1.1. Fitting a voxel grid
1.2. Fitting a point cloud
1.3. Fitting a mesh
2.1. Image to voxel grid
2.2. Image to point cloud
2.3. Image to mesh
2.4. Quantitative comparisions
Across all thresholds, the pointcloud model achieves the highest F1, the mesh model is a close second, and the voxelgrid lags behind (e.g., at τ=0.05: point ≈80, mesh ≈73, voxel ≈62; and at stricter τ=0.03: point ≈50, mesh ≈46, voxel ≈38). This ordering is intuitive: voxelgrids quantize space (e.g., 32³), so surfaces become stair-stepped and sensitive to the chosen isovalue, which depresses precision/recall at tight thresholds and only improves when the tolerance is relaxed. Pointclouds, by contrast, predict surface samples directly and are trained with pointwise distances, avoiding discretization and connectivity constraints; they capture fine geometry that scores best under pointwise F1. Meshes start from a coarse prior (e.g., an ico-sphere) and typically include smoothness regularization, yielding clean, watertight shapes but slightly washing out thin details and concavities—hence they trail pointclouds at small thresholds while narrowing the gap as thresholds increase.

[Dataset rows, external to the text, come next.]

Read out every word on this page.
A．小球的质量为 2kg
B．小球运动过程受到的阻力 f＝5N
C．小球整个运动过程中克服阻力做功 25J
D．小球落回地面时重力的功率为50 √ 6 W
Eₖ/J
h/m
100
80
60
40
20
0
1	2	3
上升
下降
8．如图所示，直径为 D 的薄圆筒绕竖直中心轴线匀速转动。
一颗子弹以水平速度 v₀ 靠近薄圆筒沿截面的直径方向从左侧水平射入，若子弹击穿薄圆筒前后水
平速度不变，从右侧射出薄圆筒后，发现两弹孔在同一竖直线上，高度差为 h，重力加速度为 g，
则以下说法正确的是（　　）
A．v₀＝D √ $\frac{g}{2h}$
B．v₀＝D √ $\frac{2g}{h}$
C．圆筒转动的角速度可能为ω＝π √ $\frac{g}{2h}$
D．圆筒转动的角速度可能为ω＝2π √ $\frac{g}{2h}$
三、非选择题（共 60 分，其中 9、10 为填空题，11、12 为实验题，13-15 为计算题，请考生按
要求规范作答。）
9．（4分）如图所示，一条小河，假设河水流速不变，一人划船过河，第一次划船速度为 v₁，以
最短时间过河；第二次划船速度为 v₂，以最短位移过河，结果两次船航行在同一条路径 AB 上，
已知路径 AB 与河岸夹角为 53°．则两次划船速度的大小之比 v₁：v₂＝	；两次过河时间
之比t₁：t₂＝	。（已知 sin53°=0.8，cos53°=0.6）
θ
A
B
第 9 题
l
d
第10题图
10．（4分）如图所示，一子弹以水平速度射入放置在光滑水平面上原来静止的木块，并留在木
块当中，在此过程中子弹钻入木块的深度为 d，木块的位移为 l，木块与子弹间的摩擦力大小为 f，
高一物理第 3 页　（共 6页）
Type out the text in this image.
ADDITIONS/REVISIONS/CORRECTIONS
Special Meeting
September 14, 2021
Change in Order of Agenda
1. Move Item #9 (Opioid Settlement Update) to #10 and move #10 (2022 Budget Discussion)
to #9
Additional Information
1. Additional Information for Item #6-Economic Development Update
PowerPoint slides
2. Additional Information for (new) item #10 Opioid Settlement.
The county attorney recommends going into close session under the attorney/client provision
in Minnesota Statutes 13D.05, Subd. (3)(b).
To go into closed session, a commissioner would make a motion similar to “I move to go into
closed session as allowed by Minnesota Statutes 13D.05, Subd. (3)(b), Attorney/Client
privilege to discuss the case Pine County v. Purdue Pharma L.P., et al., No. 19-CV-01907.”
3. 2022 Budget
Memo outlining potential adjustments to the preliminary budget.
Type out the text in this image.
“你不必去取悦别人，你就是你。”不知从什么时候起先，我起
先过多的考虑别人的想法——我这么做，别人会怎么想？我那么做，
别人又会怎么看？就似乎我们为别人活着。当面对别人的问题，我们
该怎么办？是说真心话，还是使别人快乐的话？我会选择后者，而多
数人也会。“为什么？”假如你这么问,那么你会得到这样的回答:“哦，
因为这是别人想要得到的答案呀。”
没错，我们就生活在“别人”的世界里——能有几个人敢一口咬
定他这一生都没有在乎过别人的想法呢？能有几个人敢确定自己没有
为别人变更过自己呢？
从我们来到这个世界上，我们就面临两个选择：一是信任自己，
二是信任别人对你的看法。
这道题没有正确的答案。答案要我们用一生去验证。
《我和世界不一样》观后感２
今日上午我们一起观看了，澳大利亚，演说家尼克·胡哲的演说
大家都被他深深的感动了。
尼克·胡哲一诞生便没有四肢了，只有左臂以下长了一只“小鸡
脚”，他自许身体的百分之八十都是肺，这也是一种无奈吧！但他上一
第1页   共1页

2.5. Analyse effects of hyperparams variations
I varied the mesh smoothness weight w_smooth (Laplacian regularization) while keeping everything else fixed, sweeping 0.0 → 0.05 → 0.10 → 0.30 → 0.50. The trend is clear: F1 at strict thresholds (τ=0.01–0.03) peaks around w_smooth≈0.05–0.10 and degrades on either side, while looser thresholds (τ=0.04–0.05) are comparatively stable. Intuitively, with too little smoothing (0.0) the network overfits local noise and produces crinkled surfaces—this helps recall on tiny features but hurts precision, lowering F1 at small τ. With moderate smoothing (0.05–0.10) the surface regularizes just enough to remove chatter while preserving salient high-curvature detail, giving the best F1 across τ, especially at τ=0.03 where small geometric errors matter most. With heavy smoothing (0.30–0.50), fine structures and concavities wash out; the surface becomes overly low-frequency, improving watertightness/recall but penalizing precision at tight τ, so F1 drops. Qualitatively this is visible in vertex-displacement heatmaps: as w_smooth increases, concentrates into fewer, larger regions and thin elements fade. Overall, w_smooth≈0.1 is a robust default: it balances denoising with feature retention, maximizing F1 where evaluation is strictest.
2.6. Interpret your model (Mesh deformation heatmap)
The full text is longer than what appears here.